With the days growing longer and more people getting vaccinated, you might think you don’t want to read books with cold-weather titles, but two new April releases will prove you wrong. Winter in Sokcho by Elisa Shua Dusapin, translated by Aneesa Abbas Higgins (Open Letter, April 27), has an arresting first line: “He arrived muffled up in a winter coat.” Be glad you can shed your puffers while reading this debut novel set in a South Korean beach town not far from the border with North Korea. The narrator, who is of French and Korean heritage, works in a guest house, where she meets a middle-aged Frenchman who’s arrived looking for inspiration for his next graphic novel. Our starred review says, “Dusapin’s novel avoids clichés in the woman’s developing relationship with the lonely foreigner….[She] never looks at him as a savior or stereotypical lover. Instead, Dusapin depicts a fiercely intelligent, independent woman who longs to be seen clearly for who she is and the choices she has made, including leaving Seoul to help her aging mother.”
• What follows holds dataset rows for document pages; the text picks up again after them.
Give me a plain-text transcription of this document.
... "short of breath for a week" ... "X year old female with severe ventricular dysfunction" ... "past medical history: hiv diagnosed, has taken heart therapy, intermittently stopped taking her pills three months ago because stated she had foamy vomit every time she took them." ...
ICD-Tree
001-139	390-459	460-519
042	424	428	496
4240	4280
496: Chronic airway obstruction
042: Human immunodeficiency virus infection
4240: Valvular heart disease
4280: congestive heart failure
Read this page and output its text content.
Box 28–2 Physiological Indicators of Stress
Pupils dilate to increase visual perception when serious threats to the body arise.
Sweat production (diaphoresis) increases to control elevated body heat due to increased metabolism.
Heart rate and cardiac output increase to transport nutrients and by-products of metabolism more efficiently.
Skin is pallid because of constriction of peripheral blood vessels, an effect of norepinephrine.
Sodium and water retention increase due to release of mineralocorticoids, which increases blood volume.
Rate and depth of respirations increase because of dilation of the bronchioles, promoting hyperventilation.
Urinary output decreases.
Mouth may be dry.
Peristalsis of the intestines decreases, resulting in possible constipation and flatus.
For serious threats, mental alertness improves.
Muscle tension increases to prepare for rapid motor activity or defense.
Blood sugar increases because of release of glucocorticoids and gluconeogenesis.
The title of Catalan writer Eva Baltasar’s Permafrost, translated by Julia Sanches (And Other Stories, April 6), is more metaphoric than meteorological. The narrator is a young woman who moves among her native Barcelona, Brussels, and Scotland. In each location she’s “obsessed not only with the physicality of her lovers and the pleasure she finds in their bodies, but also with the solace she perceives in thoughts of death,” according to our starred review, which calls the book “an intimate exploration of the unknown territory of desire, destruction, and whatever falls in between.”
Once you’ve polished off those two books, you might be looking for more striking narrators. Haruki Murakami’s characters are guaranteed to be utterly unlike anyone else’s, and even the title of his new story collection, First Person Singular (translated by Philip Gabriel; Knopf, April 6), emphasizes the unique voices of his narrators. There’s a young man who writes a review for a college magazine of a Charlie Parker album that never existed; a baseball lover who writes a book of poetry dedicated to his favorite team, which doesn’t have enough fans to fill its stadium—a poem called “Right Fielder” is included in full; and an aging man who’s still thinking about a beautiful girl he saw once in 1964 holding a copy of the album With the Beatles. Our starred review calls the book “an essential addition to any Murakami fan’s library,” but I would add that it’s a fine place to start if you’ve never read Murakami before.
The heroine of Donna Freitas’ The Nine Lives of Rose Napolitano (Pamela Dorman/Viking, April 6) narrates her story with many variations, all branching off an argument Rose has with her husband about having children. Before they got married, they both agreed they didn’t want to have kids, but now Luke thinks he’s changing his mind. One decision leads to another and another, and Rose’s possible lives take off in different directions, sometimes overlapping and sometimes not. Rose is a philosopher who spends time talking to her friends about feminism and “the position of motherhood in women’s lives,” according to our review, which says, “Following the maze of numbered takes becomes an addictive game, highly literate escapism, like watching The Queen’s Gambit….Highly readable and provocative.” Happy reading!
Laurie Muchnick is the fiction editor.